The first provident dispensary anywhere was founded in Southam in 1823 by Dr Henry Lilley Smith, a local GP.  His innovation was to combine charitable donations with small contributions from working people themselves, which would be used to pay the doctor.  Smith argued that such ‘provident contributions’ (then a penny for a single person, and 2d for a family) would enhance the dignity of the working man.  They would free him both from dependence on charity and the risk of becoming a pauper when illness struck.

Three or four medical officers (who made their main living from private practice) each attended the Dispensary in Holly Walk twice weekly.  Many people received home visits too, and there were close links with the emerging district nursing service.  For a modest extra fee, women could have the services in childbirth of the midwife or one of the doctors. Other staff included consultants, a dentist, and eventually a radiologist.

 

Dr Thursfield

Dr Thursfield

The key figures establishing the Dispensary included two doctors, Thomas Thursfield and James Fenn Clark, together with Alderman Henry Bright, one of the borough’s earliest mayors.  A later medical officer, Arthur Tomkins, retired in 1918 after 39 years’ service; but he is best remembered as a player in Leamington’s historic 1874 tennis match.

From the detailed statistics that the staff collected, it is possible to trace the transformation in health patterns between 1870 and 1914.  Local people were less likely to suffer early deaths from infectious diseases and but instead were more and more prone to the heart disease and other chronic conditions so familiar today.

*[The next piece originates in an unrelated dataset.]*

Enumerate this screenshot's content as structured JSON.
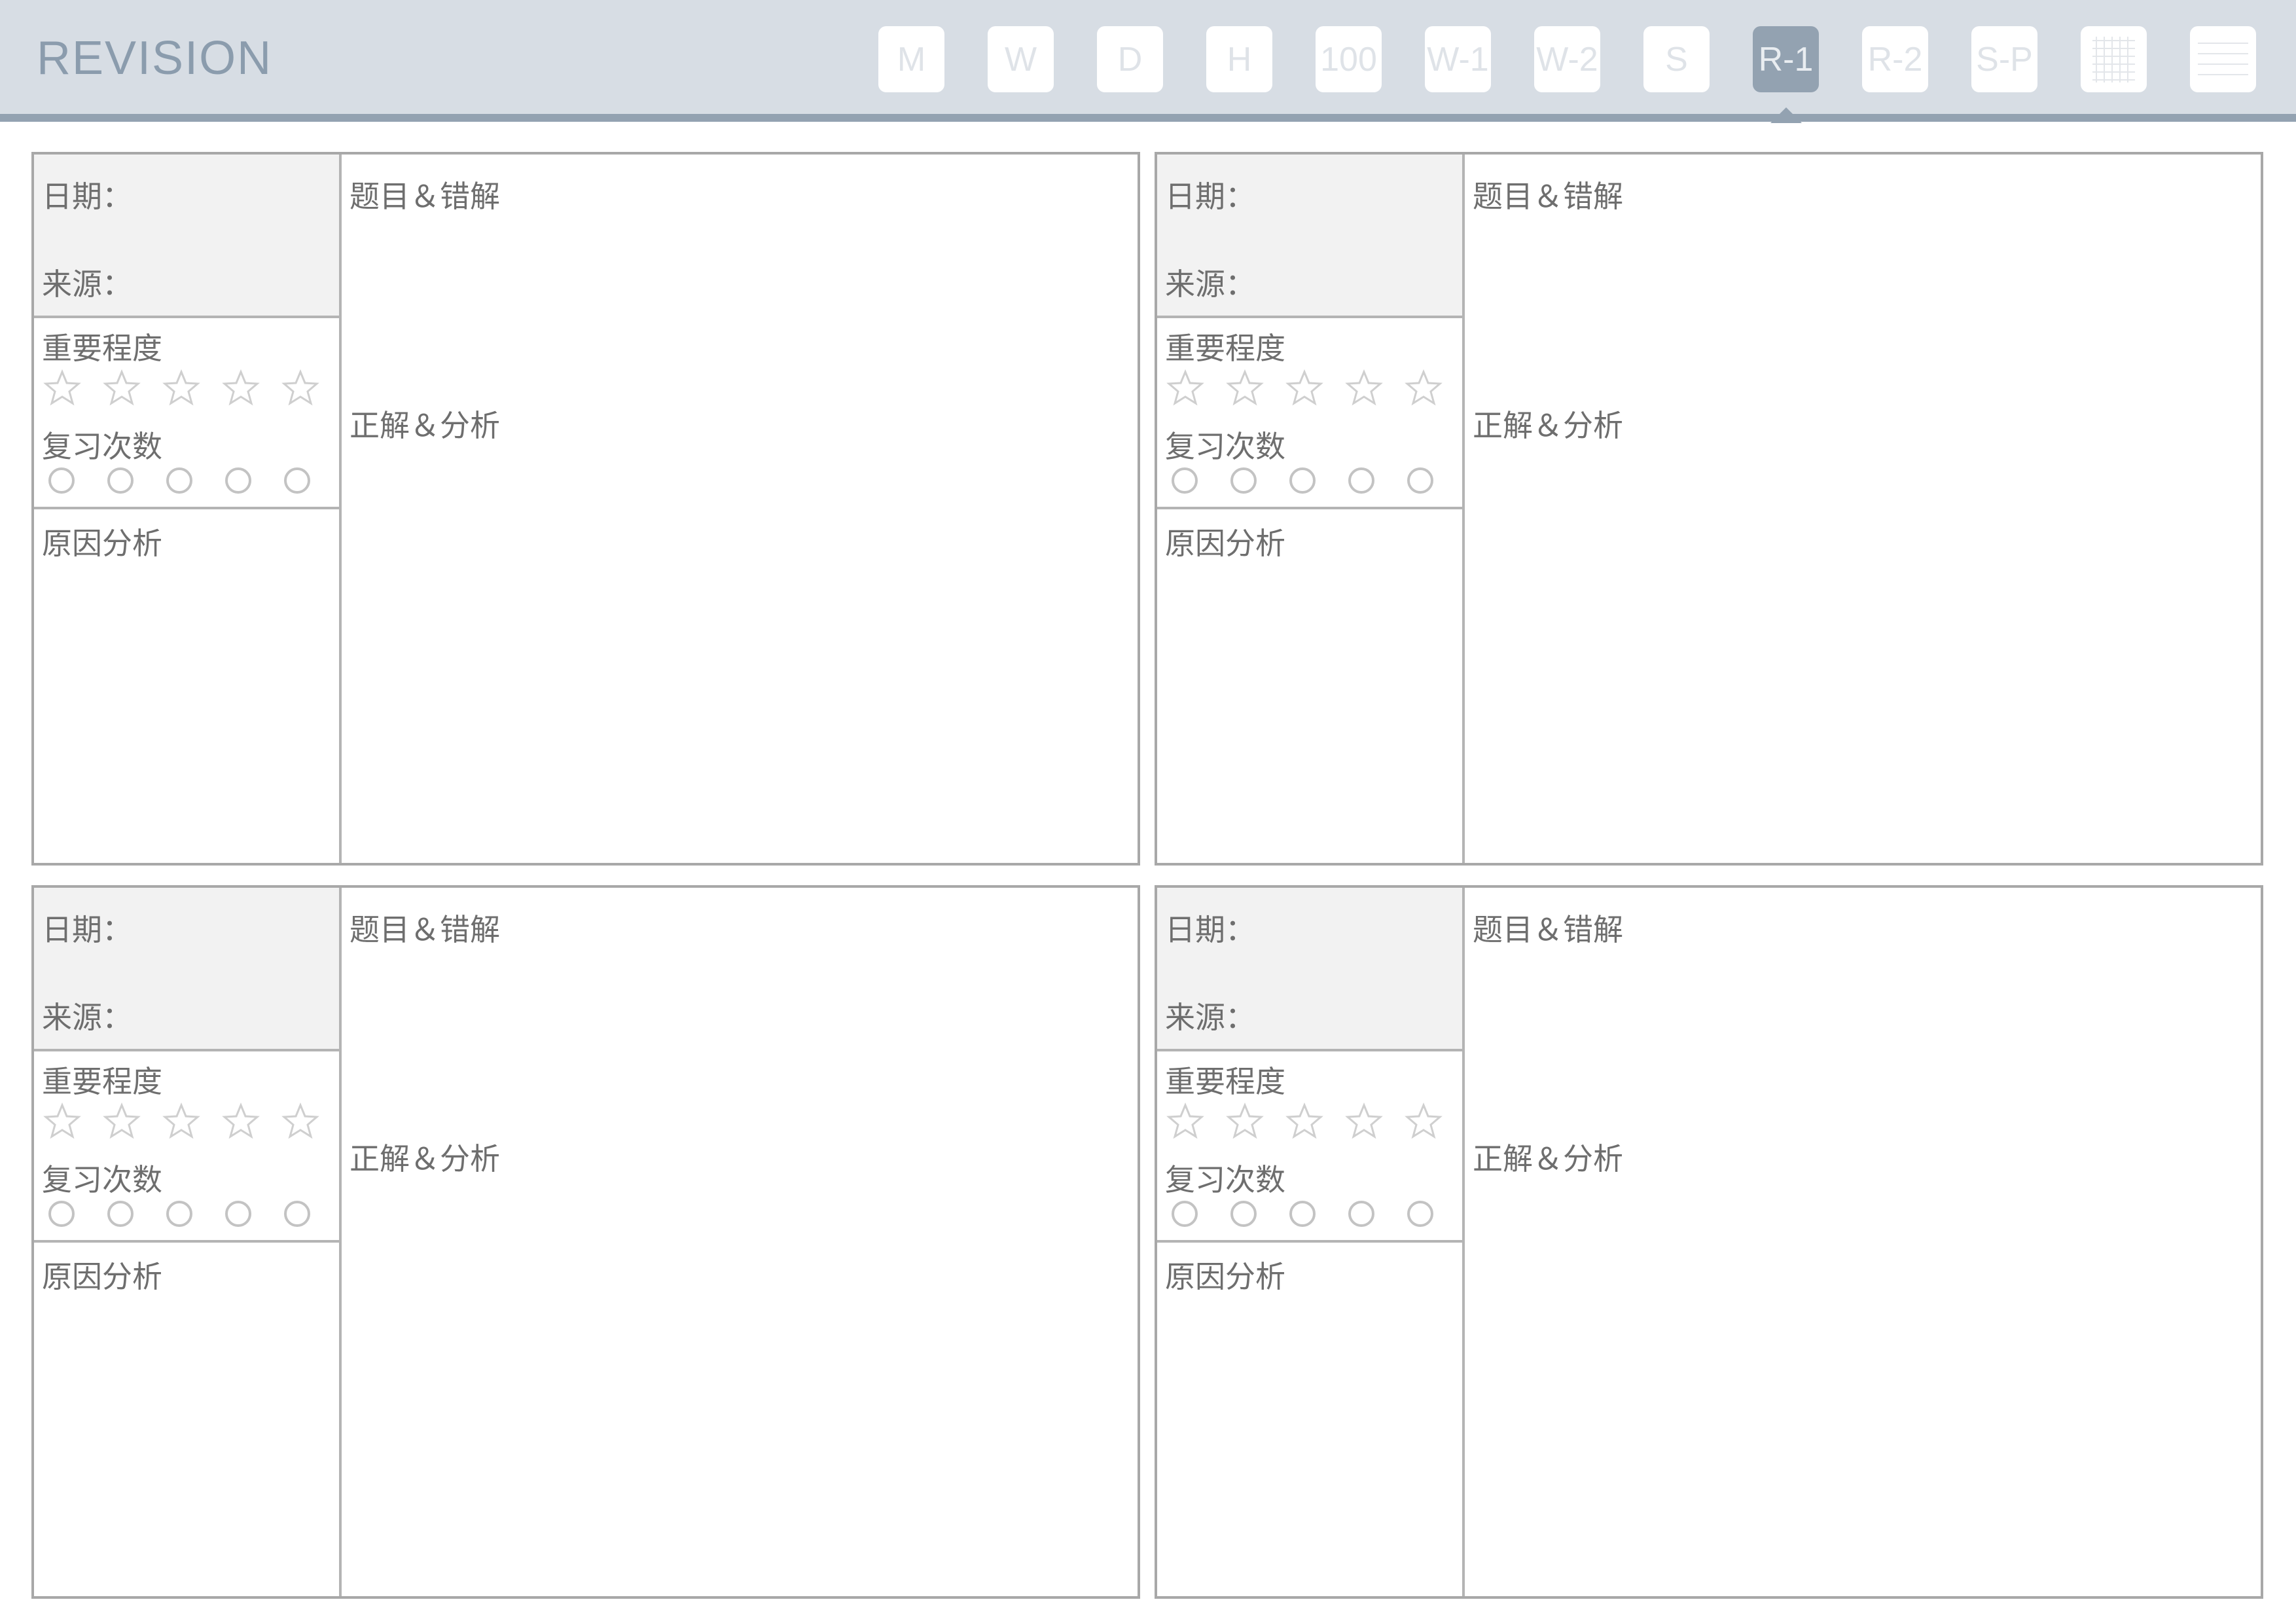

From 1913 the introduction of the Lloyd George health insurance system led to working men joining the panels of local GPs.  Their wives and children, not covered by the scheme, still attended the dispensary (or the Friendly Societies’ Dispensary in Portland Street –but that’s another story).  These arrangements continued until the start of the National Health Service in 1948, and indeed such Institutions pioneered many things still seen in the NHS.  So they were significant, if little recognised today.  No doubt there are some Leamingtonians who have their own memories from attending as child patients, and might be interested to offer their recollections.